In contemporary American culture, she said, the term “hag” is used to derogatorily describe an old woman. During a trip to Ireland about five years ago, Ms. Hughes learned of the Hag of Beara, an old, but ageless woman who was revered as a powerful healer. As she learned more about this mythical woman, Ms. Hughes changed her own attitudes toward aging, moving from fear to appreciation and celebration.
Returning home, she talked about the Myth of the Hag with her friends, and they were eager to change their views on hags, too. As she states in a note prepared for the exhibit:
“We’re beginning to imagine gathering in circles, which were the ancient paths of wisdom and can be the gate into the future. The Circle is the Gate.”
Her mixed-media Hag painting features gauze and burlap hag shapes in muted shades of browns, tans, yellows, and whites against a geometrical background. It is a soft, misty, look at women and their relationships, soothing and appealing.
Women and men of all ages are invited to take a cut-out burlap hag from a basket adjacent to the painting, write something important to them on it, and attach it to a collection of hags by the side of the painting. It was an effective way of drawing the viewer to the artwork and aiding their understanding of the purpose of the Hag Series.

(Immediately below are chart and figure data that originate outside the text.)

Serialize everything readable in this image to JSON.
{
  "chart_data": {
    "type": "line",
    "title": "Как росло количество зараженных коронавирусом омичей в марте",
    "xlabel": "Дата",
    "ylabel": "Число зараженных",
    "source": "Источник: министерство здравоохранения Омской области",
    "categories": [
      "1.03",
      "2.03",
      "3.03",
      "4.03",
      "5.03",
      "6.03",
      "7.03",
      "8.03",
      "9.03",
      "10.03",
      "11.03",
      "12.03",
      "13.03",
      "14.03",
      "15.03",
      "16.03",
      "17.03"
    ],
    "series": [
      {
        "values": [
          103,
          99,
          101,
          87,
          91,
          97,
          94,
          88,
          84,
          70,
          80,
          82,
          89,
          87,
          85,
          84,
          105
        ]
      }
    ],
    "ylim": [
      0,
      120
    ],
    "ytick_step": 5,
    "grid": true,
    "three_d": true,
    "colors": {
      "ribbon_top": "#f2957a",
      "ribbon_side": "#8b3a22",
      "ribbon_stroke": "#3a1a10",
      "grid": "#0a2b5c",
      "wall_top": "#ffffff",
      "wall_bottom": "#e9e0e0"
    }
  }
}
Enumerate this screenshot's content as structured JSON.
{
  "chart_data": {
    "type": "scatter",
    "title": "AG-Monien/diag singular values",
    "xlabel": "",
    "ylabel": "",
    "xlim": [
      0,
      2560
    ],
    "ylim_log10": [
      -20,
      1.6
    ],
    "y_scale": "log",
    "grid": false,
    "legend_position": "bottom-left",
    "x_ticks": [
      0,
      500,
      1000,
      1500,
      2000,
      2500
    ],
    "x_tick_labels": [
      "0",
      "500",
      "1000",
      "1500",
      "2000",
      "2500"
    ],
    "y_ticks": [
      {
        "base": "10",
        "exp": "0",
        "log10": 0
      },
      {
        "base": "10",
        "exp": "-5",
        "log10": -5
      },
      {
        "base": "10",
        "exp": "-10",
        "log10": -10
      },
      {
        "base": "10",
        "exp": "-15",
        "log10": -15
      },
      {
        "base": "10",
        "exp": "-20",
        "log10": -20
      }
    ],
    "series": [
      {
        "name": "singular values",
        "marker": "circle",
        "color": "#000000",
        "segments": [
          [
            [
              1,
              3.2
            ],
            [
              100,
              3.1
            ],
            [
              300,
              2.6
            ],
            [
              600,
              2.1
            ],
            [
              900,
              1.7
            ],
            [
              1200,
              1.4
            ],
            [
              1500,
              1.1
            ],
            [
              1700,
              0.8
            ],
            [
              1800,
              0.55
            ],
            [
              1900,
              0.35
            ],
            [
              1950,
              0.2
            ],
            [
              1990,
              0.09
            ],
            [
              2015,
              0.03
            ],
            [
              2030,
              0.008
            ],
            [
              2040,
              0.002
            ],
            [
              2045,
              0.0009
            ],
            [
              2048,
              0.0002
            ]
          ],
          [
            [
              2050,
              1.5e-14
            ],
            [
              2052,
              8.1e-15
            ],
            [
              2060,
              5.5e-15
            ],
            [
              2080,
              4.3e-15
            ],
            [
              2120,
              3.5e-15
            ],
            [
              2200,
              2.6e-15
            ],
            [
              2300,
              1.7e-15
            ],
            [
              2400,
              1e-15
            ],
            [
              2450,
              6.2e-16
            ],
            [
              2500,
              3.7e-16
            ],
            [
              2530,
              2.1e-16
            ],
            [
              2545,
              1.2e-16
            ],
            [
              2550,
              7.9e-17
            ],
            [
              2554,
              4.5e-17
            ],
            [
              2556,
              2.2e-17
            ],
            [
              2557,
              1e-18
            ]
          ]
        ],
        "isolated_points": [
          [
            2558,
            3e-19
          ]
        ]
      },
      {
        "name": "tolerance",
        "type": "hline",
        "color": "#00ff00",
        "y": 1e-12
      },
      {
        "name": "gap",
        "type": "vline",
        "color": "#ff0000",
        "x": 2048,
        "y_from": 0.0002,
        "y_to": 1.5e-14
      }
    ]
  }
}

Another group, the Egg Series, emerged from Ms. Hughes’s concerns about the harvesting and sale of women’s eggs to be fertilized and implanted in women who are not otherwise able to become pregnant.
Women are paid for their eggs, which exploits vulnerable women in need, she said, and the process can be dangerous, resulting in health problems and even death. Not enough research has been done, Ms. Hughes said, to ensure the safety of the procedure for all concerned.
Two Egg paintings, of about six or eight, are included in the exhibit. Using a similar color palette of browns, yellows, golds, and whites, she shows the eggs, some breaking, looking a bit like chicken eggs, the yolk dripping down.
Another painting represents her Seeds Series. Called “Seeds of…,” it is a response to the situation in Darfur, the genocide, violence against women and children, hunger, and poverty. It asks “what are we sowing, peace or violence?” and “what are we reaping, hope or despair?” This work is also interactive, and visitors may write their own thoughts on a scrap of fabric and attach it directly to the painting, using a wire or tiny clothespin.
Several other series address other social issues. Visitors may learn a lot about topics they may not have done much thinking about before. But even if they just stand back and look at these beautiful pieces, they will be moved.
Ms. Hughes lives in Yarmouthport and her work has been shown on Cape Cod, in Boston, New York City, the San Francisco Bay Area, and Ireland.